Dann tauchen wir in Schatten ein und es beginnt der mühsame Zustieg über ein großes Block-Schuttfeld Richtung Gletscher. Oben könnte man einen kleinen Ewig-Eis-ausläufer queren, machten wir aber nicht, wir gingen unten auf einer teils glatschgeschliffenen Felsglatze vorbei und erreichten so den idealen Steigeisenanlegeplatz direkt am steilen Gletscherbeginn.

Schulmäßig angeseilt hacke ich mich vorgehend die ersten Meter hinauf. Blankeis, aber griffig. Man kommt sich so richtig klein vor, auf diesem riesengroßen Eisfeld.

Oben weiter tut sich ein spannendes Spaltenlabyrinth auf. Mein erster ungestümer Versuch eines Sprungs endet 1,5 mtr tief – ungefährlich – in einer V-förmigen Spalte. Folge: drei Miniverletzungen an den Fingern, die aber sofort mit Pflastern getapet wurden. Ohne Probleme gingen wir weiter, die nächsten zu breiten Spalten wurden aber umgangen, Kleinere übersprungen.

Unser Plan war, die rassige Nordflanke hinauf zu gehen und oben auf den Nordostgrat zu treffen, der von dieser Stelle unschwierig auf den Gipfel führt. Als wir diese in Augenschein nahmen, ließen wir aber unverzüglich davon ab. Blau schimmert das Blankeis herunter und es kommt uns extrasteil vor. Nachgelesen habe ich heute 44°. Also traben wir im flachen Gletscherboden weiter Richtung Nordostgrat und werden diese Entscheidung nicht bereuen. Dort, wo der Hölltalferner nicht weit ist, beginnen wir die – ideale – Gratkletterei (II). Richtig lässig kann man, immer direkt auf und neben der Schneide, vorwärtskommen.

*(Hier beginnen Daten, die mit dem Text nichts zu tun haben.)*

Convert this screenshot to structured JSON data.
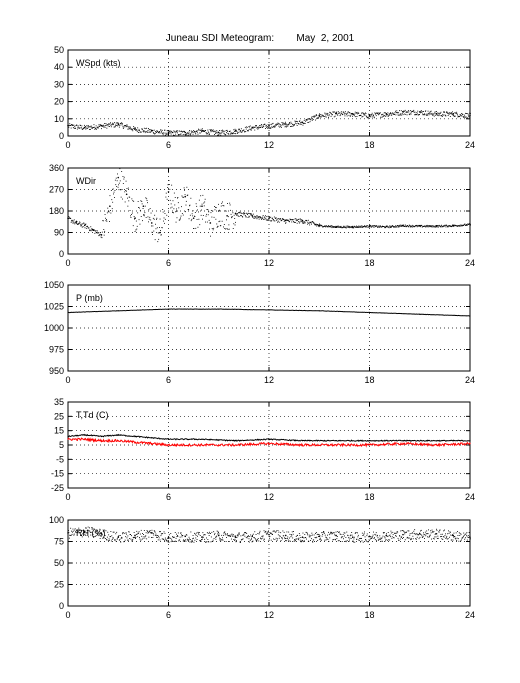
{
  "title": {
    "station": "Juneau SDI Meteogram:",
    "date": "May  2, 2001"
  },
  "chart_data": [
    {
      "type": "scatter",
      "panel": "wind-speed",
      "title": "WSpd (kts)",
      "xlim": [
        0,
        24
      ],
      "ylim": [
        0,
        50
      ],
      "xticks": [
        0,
        6,
        12,
        18,
        24
      ],
      "yticks": [
        0,
        10,
        20,
        30,
        40,
        50
      ],
      "grid": true,
      "series": [
        {
          "color": "#000000",
          "x": [
            0,
            1,
            2,
            3,
            4,
            5,
            6,
            7,
            8,
            9,
            10,
            11,
            12,
            13,
            14,
            15,
            16,
            17,
            18,
            19,
            20,
            21,
            22,
            23,
            24
          ],
          "y": [
            6,
            5,
            6,
            7,
            4,
            3,
            2,
            2,
            3,
            2,
            3,
            5,
            6,
            7,
            8,
            12,
            13,
            13,
            12,
            13,
            14,
            14,
            13,
            13,
            12
          ]
        }
      ]
    },
    {
      "type": "scatter",
      "panel": "wind-direction",
      "title": "WDir",
      "xlim": [
        0,
        24
      ],
      "ylim": [
        0,
        360
      ],
      "xticks": [
        0,
        6,
        12,
        18,
        24
      ],
      "yticks": [
        0,
        90,
        180,
        270,
        360
      ],
      "grid": true,
      "series": [
        {
          "color": "#000000",
          "x": [
            0,
            0.5,
            1,
            1.5,
            2,
            2.5,
            3,
            3.5,
            4,
            4.5,
            5,
            5.5,
            6,
            6.5,
            7,
            7.5,
            8,
            8.5,
            9,
            9.5,
            10,
            11,
            12,
            13,
            14,
            15,
            16,
            17,
            18,
            19,
            20,
            21,
            22,
            23,
            24
          ],
          "y": [
            150,
            130,
            120,
            100,
            80,
            200,
            320,
            250,
            150,
            200,
            130,
            90,
            260,
            180,
            240,
            150,
            200,
            130,
            180,
            160,
            170,
            160,
            150,
            140,
            140,
            120,
            115,
            115,
            118,
            115,
            120,
            118,
            118,
            120,
            125
          ]
        }
      ]
    },
    {
      "type": "line",
      "panel": "pressure",
      "title": "P (mb)",
      "xlim": [
        0,
        24
      ],
      "ylim": [
        950,
        1050
      ],
      "xticks": [
        0,
        6,
        12,
        18,
        24
      ],
      "yticks": [
        950,
        975,
        1000,
        1025,
        1050
      ],
      "grid": true,
      "series": [
        {
          "color": "#000000",
          "x": [
            0,
            3,
            6,
            9,
            12,
            15,
            18,
            21,
            24
          ],
          "y": [
            1018,
            1020,
            1022,
            1022,
            1021,
            1020,
            1018,
            1016,
            1014
          ]
        }
      ]
    },
    {
      "type": "line",
      "panel": "temperature-dewpoint",
      "title": "T,Td (C)",
      "xlim": [
        0,
        24
      ],
      "ylim": [
        -25,
        35
      ],
      "xticks": [
        0,
        6,
        12,
        18,
        24
      ],
      "yticks": [
        -25,
        -15,
        -5,
        5,
        15,
        25,
        35
      ],
      "grid": true,
      "series": [
        {
          "color": "#000000",
          "x": [
            0,
            1,
            2,
            3,
            4,
            5,
            6,
            8,
            10,
            12,
            14,
            16,
            18,
            20,
            22,
            24
          ],
          "y": [
            11,
            12,
            11,
            12,
            11,
            10,
            9,
            9,
            8,
            9,
            8,
            8,
            8,
            8,
            8,
            8
          ]
        },
        {
          "color": "#ff0000",
          "x": [
            0,
            1,
            2,
            3,
            4,
            5,
            6,
            8,
            10,
            12,
            14,
            16,
            18,
            20,
            22,
            24
          ],
          "y": [
            9,
            9,
            8,
            8,
            7,
            6,
            5,
            5,
            5,
            6,
            5,
            5,
            5,
            6,
            5,
            6
          ]
        }
      ]
    },
    {
      "type": "scatter",
      "panel": "relative-humidity",
      "title": "RH (%)",
      "xlim": [
        0,
        24
      ],
      "ylim": [
        0,
        100
      ],
      "xticks": [
        0,
        6,
        12,
        18,
        24
      ],
      "yticks": [
        0,
        25,
        50,
        75,
        100
      ],
      "grid": true,
      "series": [
        {
          "color": "#000000",
          "x": [
            0,
            1,
            2,
            3,
            4,
            5,
            6,
            7,
            8,
            9,
            10,
            11,
            12,
            13,
            14,
            15,
            16,
            17,
            18,
            19,
            20,
            21,
            22,
            23,
            24
          ],
          "y": [
            85,
            87,
            84,
            80,
            82,
            85,
            80,
            81,
            80,
            82,
            80,
            81,
            83,
            82,
            80,
            81,
            82,
            80,
            81,
            82,
            83,
            84,
            84,
            82,
            80
          ]
        }
      ]
    }
  ]
}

Folglich verflacht es sich kurz und anschließend fällt die Route wieder etwas ab. Hier ist vielleicht, unseres Empfindens nach, die „knusprigste“ Stelle zu überwinden.

Von dort, wo die Nordflanke (Skiroute) heraufzieht, ist es dann nur mehr ein Klacks, bis man oben steht. Während sich Gert oben hinsetzte und ausschnaufte führte MEIN erster Weg direkt zur Gipfelbuchkassette. Immer wieder las ich, GB von 1967, das muß ich endlich selber sehen und angreifen. Und es ist schon ein besonderes Gefühl, wenn man 44 Jahre Geschichte in Händen hält. Nach einer guten Zeit voller Schwärmerei für dieses Traumziel steigen wir wieder ab.

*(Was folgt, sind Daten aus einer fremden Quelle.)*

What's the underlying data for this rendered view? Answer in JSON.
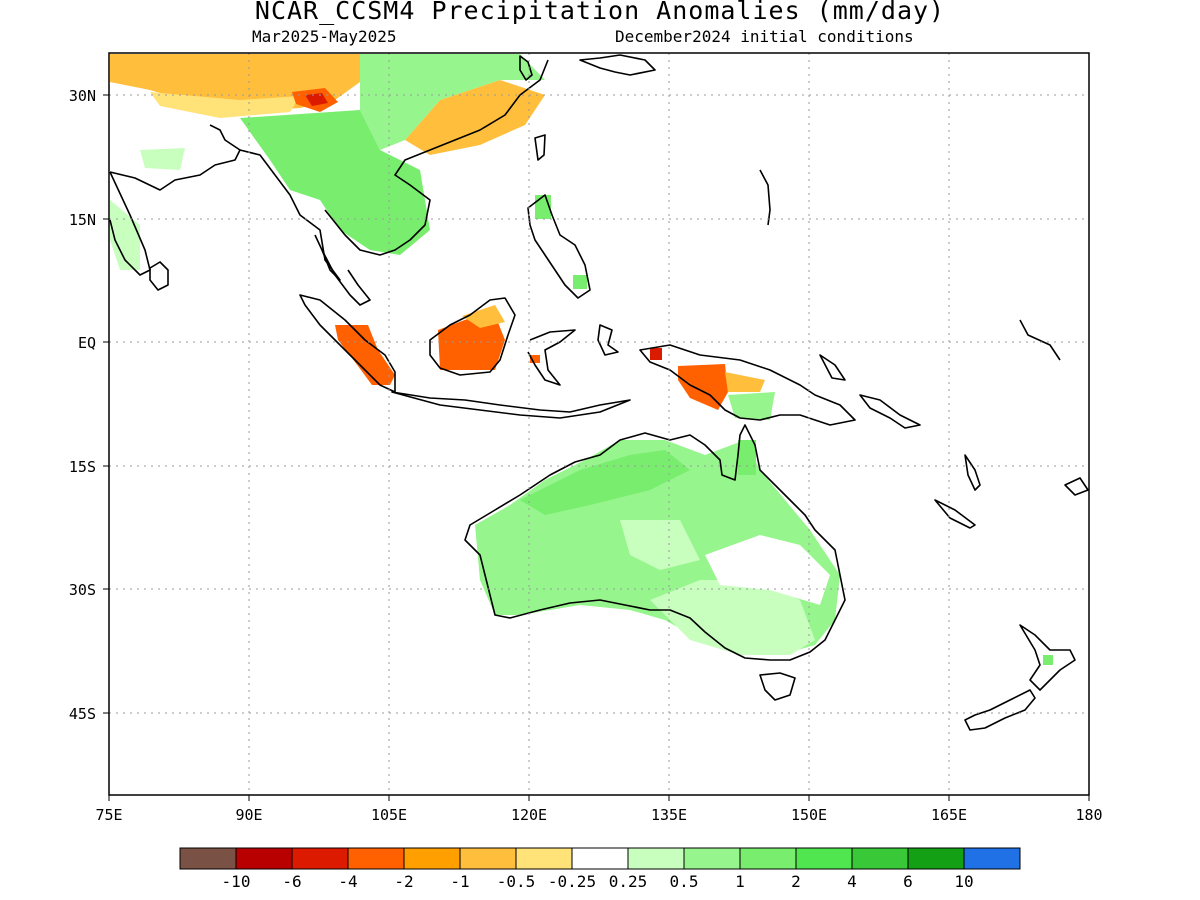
{
  "title": "NCAR_CCSM4 Precipitation Anomalies (mm/day)",
  "subtitle_left": "Mar2025-May2025",
  "subtitle_right": "December2024 initial conditions",
  "map": {
    "lon_range": [
      "75E",
      "180"
    ],
    "lat_range": [
      "52S",
      "35N"
    ],
    "grid": "dotted",
    "lon_labels": [
      "75E",
      "90E",
      "105E",
      "120E",
      "135E",
      "150E",
      "165E",
      "180"
    ],
    "lat_labels": [
      "30N",
      "15N",
      "EQ",
      "15S",
      "30S",
      "45S"
    ]
  },
  "colorbar": {
    "colors": [
      "#7a5245",
      "#b80000",
      "#dc1a00",
      "#ff6000",
      "#ffa000",
      "#ffbe3c",
      "#ffe278",
      "#ffffff",
      "#c8ffbe",
      "#96f58c",
      "#78ed6e",
      "#50e650",
      "#38c838",
      "#14a014",
      "#2070e6"
    ],
    "labels": [
      "-10",
      "-6",
      "-4",
      "-2",
      "-1",
      "-0.5",
      "-0.25",
      "0.25",
      "0.5",
      "1",
      "2",
      "4",
      "6",
      "10"
    ]
  }
}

Diesmal gehen wir nicht den Grat zurück, sondern queren ab der Nordflanke in den Hang hinein, da, wo man vom Gipfel eine Art Terrasse erkennen kann. Diese schneidet einen guten Teil des Aufs- und Abs ab und mündet wieder in den Grat. Die letzten Meter bis zum Seildepot, dann kommt mir ein lauter Juchzer aus.

Dank Gerts Fachwissen sind wir bald für den Gletscherabstieg bereit und ich gehe wieder vor. Am Blankeis noch vorsichtig, im Firnbereich endlich etwas lockereres Abdriften.

Das Spaltengewirr unten ist immer noch beeindruckend, aber der Weg schon bekannt.

Am Umrüsteplatz werden Seil und Eisen in die Rucksäcke verpackt und der gar nicht anstrengende letzte Teil ins Tal beginnt. Nach der Steilstufe müssen wir wieder auf die andere Bachseite und hier kommt ein unerwartetes Problem. Der Bach führte frühmorgens wenig Wasser, queren unproblematisch. Jetzt am nachmittag, war da plötzlich ein vielfaches an stiebender Flüssigkeit, die sich ihren Weg ins Tal suchte. Rüberkommen mit trockenen Füssen fast unmöglich.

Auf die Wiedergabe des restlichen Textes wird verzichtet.